Menurut dia, rekam medis pasien merupakan salah satu sumber data penting yang perlu diperhitungkan dalam menentukan kebijakan untuk meningkatkan kualitas pelayanan kesehatan dan meningkatkan efisiensi pembiayaan. Namun, saat ini sistem pencatatan data medis masih bersifat manual serta belum bersinergi dengan baik antara satu fasilitas kesehatan (faskes) dan faskes lainnya.
”Tidak adanya sinergi ini membuat data yang sangat kaya tersebut belum dapat dimanfaatkan secara optimal. Ke depan, peran para pemangku kepentingan sangat diperlukan dalam mendorong integrasi big data kesehatan di Indonesia disertai dengan kerangka regulasi yang tepat guna menjamin privasi dan keamanan data masyarakat,” ungkapnya.
Strategi pemerintah
Direktur Harmonisasi Peraturan Penganggaran Kementerian Keuangan Didik Kusnaini mengatakan, terdapat tiga hal atau strategi untuk menjaga keberlanjutan JKN, yakni tarif iuran yang optimal, kolektibilitas yang tinggi, dan pemanfaatan yang rasional. Strategi tersebut juga telah diupayakan pemerintah dan Badan Penyelenggara Jaminan Sosial (BPJS) Kesehatan.
Pada awal Juli 2020, BPJS Kesehatan menaikkan kembali tarif JKN untuk 13 juta peserta mandiri kelas I dan kelas II atau 6 persen dari jumlah total peserta program JKN. Sementara kenaikan tarif untuk 21 juta peserta kelas III baru akan diberlakukan pada Januari 2021.
Terkait dengan strategi lainnya, Didik memandang bahwa pemanfaatan earmarked tax atau pajak pengeluaran tertentu untuk membiayai asuransi kesehatan sosial merupakan praktik umum di sejumlah negara. Namun, untuk implementasi di Indonesia masih perlu proses legislasi yang didorong oleh berbagai pihak.
Ia mencontohkan, hukum pajak dosa (sin tax law/STL) di Filipina berhasil mereformasi earmarking terhadap produk tembakau dan alkohol untuk mempromosikan kesehatan dan memperluas cakupan peserta asuransi PhilHealth.

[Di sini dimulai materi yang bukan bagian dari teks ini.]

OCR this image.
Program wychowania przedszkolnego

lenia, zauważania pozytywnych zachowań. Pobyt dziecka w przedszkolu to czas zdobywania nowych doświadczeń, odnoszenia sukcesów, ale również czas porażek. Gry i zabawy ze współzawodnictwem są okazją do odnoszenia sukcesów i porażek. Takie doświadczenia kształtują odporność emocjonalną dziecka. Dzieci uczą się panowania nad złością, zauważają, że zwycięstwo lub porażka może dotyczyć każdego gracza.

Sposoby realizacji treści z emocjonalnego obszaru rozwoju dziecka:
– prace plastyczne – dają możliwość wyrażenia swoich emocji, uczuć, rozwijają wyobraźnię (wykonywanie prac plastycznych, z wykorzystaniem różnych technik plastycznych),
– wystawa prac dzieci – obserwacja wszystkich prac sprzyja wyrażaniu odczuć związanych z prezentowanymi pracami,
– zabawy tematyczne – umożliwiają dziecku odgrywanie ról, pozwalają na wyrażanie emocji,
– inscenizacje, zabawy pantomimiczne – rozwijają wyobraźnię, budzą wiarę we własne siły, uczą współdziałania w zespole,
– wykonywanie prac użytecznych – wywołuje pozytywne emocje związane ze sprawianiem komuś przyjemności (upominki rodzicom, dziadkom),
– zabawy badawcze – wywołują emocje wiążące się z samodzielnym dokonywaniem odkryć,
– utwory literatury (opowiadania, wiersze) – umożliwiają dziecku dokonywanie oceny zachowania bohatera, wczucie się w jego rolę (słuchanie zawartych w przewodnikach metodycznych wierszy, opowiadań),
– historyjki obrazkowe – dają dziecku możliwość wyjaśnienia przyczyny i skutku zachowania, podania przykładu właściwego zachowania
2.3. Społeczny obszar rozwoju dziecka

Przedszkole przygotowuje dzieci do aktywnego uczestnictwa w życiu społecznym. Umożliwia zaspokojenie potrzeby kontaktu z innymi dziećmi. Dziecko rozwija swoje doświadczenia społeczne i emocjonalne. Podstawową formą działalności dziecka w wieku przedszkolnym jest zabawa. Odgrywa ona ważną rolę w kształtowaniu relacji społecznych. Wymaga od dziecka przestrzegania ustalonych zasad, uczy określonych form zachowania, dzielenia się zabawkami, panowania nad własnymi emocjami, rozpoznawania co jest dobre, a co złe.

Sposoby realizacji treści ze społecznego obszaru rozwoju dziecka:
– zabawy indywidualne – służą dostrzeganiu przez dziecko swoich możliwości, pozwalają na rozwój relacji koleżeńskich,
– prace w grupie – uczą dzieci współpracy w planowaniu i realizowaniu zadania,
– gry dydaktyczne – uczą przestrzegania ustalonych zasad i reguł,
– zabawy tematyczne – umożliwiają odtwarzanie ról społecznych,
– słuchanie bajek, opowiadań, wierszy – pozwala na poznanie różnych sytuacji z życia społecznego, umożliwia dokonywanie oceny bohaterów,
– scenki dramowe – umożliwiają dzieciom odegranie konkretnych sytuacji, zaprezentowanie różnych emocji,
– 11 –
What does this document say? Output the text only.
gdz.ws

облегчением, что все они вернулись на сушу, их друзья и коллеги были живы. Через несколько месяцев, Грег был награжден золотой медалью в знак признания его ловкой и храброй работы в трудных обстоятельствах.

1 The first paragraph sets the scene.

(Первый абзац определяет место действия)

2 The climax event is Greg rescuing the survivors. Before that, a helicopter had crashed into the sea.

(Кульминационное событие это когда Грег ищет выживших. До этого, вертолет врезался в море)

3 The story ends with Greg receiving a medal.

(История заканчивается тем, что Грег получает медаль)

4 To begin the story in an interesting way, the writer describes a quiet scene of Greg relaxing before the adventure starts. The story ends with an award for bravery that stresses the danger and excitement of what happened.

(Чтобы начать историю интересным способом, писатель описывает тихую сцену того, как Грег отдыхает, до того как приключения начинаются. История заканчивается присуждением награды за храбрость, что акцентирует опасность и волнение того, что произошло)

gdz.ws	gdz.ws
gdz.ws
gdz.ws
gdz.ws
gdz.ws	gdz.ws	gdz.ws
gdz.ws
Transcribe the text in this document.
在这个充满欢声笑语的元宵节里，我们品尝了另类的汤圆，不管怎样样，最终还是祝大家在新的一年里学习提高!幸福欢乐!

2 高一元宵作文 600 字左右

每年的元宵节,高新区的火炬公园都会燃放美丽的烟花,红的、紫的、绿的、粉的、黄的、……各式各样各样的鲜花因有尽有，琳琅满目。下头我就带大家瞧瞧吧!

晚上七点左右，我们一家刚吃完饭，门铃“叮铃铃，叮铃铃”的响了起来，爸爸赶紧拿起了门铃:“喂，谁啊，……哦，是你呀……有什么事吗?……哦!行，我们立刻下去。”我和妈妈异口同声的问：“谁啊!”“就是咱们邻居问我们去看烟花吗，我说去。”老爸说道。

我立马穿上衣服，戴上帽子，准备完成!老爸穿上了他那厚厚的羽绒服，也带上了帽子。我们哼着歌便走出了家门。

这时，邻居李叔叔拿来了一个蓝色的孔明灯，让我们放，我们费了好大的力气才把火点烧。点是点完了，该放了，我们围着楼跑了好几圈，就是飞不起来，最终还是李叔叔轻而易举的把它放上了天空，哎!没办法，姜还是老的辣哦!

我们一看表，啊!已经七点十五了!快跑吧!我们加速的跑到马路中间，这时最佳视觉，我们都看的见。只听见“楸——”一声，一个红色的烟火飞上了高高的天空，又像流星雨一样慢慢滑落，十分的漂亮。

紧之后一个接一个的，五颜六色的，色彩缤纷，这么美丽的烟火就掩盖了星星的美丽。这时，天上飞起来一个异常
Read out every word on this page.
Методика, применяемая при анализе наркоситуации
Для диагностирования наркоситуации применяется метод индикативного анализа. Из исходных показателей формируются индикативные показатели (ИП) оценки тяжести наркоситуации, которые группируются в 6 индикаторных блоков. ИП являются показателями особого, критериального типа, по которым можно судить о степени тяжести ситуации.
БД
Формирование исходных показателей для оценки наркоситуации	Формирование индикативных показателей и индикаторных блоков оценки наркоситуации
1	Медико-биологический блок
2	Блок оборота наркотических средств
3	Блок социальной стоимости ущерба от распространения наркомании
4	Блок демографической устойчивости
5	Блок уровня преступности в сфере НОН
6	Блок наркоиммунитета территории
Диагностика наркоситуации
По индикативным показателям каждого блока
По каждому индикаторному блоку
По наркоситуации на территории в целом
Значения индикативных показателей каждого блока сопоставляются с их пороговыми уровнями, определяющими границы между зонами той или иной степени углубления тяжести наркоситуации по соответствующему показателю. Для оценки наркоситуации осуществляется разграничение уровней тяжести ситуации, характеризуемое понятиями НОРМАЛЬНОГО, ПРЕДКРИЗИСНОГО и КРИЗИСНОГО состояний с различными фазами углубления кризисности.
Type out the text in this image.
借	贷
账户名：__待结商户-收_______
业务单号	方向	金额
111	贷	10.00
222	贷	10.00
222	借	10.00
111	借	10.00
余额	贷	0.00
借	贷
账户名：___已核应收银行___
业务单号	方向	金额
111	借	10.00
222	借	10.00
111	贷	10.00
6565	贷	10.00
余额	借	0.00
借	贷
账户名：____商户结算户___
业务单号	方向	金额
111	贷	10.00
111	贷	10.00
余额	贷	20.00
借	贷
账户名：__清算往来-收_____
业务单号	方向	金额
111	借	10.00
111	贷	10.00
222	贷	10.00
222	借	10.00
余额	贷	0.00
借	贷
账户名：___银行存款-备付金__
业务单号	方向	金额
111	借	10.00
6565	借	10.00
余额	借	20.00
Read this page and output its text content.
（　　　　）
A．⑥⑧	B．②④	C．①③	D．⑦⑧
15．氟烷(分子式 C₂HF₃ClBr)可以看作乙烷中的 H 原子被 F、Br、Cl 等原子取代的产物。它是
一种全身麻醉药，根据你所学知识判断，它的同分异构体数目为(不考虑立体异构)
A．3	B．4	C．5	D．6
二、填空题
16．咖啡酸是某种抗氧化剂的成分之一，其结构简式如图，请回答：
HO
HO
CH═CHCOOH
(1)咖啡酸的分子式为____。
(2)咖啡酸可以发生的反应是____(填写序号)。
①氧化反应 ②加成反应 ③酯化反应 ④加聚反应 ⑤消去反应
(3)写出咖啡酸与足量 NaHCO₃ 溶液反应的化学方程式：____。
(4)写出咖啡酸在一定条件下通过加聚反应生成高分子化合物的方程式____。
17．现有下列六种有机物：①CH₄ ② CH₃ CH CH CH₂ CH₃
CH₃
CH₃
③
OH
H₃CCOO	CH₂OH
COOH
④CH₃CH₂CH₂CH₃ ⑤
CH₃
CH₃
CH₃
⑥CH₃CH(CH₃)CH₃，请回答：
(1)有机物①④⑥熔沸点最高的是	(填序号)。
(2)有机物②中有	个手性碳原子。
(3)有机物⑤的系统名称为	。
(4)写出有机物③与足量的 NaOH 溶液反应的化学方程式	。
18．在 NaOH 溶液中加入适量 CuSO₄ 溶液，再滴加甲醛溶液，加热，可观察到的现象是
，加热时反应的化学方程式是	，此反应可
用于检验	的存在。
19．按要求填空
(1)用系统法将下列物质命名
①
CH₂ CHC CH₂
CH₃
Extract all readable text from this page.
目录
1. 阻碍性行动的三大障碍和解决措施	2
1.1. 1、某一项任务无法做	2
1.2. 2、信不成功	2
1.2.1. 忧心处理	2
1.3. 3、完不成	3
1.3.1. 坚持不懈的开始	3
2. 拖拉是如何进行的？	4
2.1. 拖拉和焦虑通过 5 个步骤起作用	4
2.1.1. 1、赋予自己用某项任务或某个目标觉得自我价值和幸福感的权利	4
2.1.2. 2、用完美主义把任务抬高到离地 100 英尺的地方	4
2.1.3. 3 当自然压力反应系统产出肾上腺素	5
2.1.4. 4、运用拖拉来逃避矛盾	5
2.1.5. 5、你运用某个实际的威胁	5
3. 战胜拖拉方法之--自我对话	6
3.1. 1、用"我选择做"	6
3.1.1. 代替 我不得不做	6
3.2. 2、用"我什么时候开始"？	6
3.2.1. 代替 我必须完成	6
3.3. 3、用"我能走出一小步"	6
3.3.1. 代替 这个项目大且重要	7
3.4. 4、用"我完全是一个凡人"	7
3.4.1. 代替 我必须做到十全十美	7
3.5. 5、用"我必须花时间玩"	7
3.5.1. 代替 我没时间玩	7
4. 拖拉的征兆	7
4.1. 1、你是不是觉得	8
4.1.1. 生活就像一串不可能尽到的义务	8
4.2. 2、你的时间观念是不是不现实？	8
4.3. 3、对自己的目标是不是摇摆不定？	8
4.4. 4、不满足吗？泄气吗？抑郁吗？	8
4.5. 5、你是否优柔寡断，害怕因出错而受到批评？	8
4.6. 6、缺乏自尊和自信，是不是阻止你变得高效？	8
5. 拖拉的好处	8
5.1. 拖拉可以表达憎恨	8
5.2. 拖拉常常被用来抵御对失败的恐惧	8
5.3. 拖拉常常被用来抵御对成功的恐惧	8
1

Adapun di Australia, earmarked tax pada tembakau digunakan untuk membiayai promosi pelayanan kesehatan di Victoria, Australia Barat, dan Australia Selatan.
Kendati demikian, Didik menegaskan, penerapan dana dosa harus didampingi dengan alternatif lain, yakni kerja sama pemerintah dan swasta terkait koordinasi manfaat. Gagasan ini juga telah tertuang dalam Peraturan Presiden Nomor 111 Tahun 2013 tentang Jaminan Kesehatan. Akan tetapi, regulasi ini dinilai masih memerlukan peninjauan lebih lanjut.
Selain meningkatkan akses terhadap jumlah fasilitas kesehatan, kata Didik, skema kerja sama pemerintah dan swasta memungkinkan selisih biaya penanganan kesehatan ditanggung oleh asuransi komersial sesuai dengan ketentuan dan prosedur yang berlaku.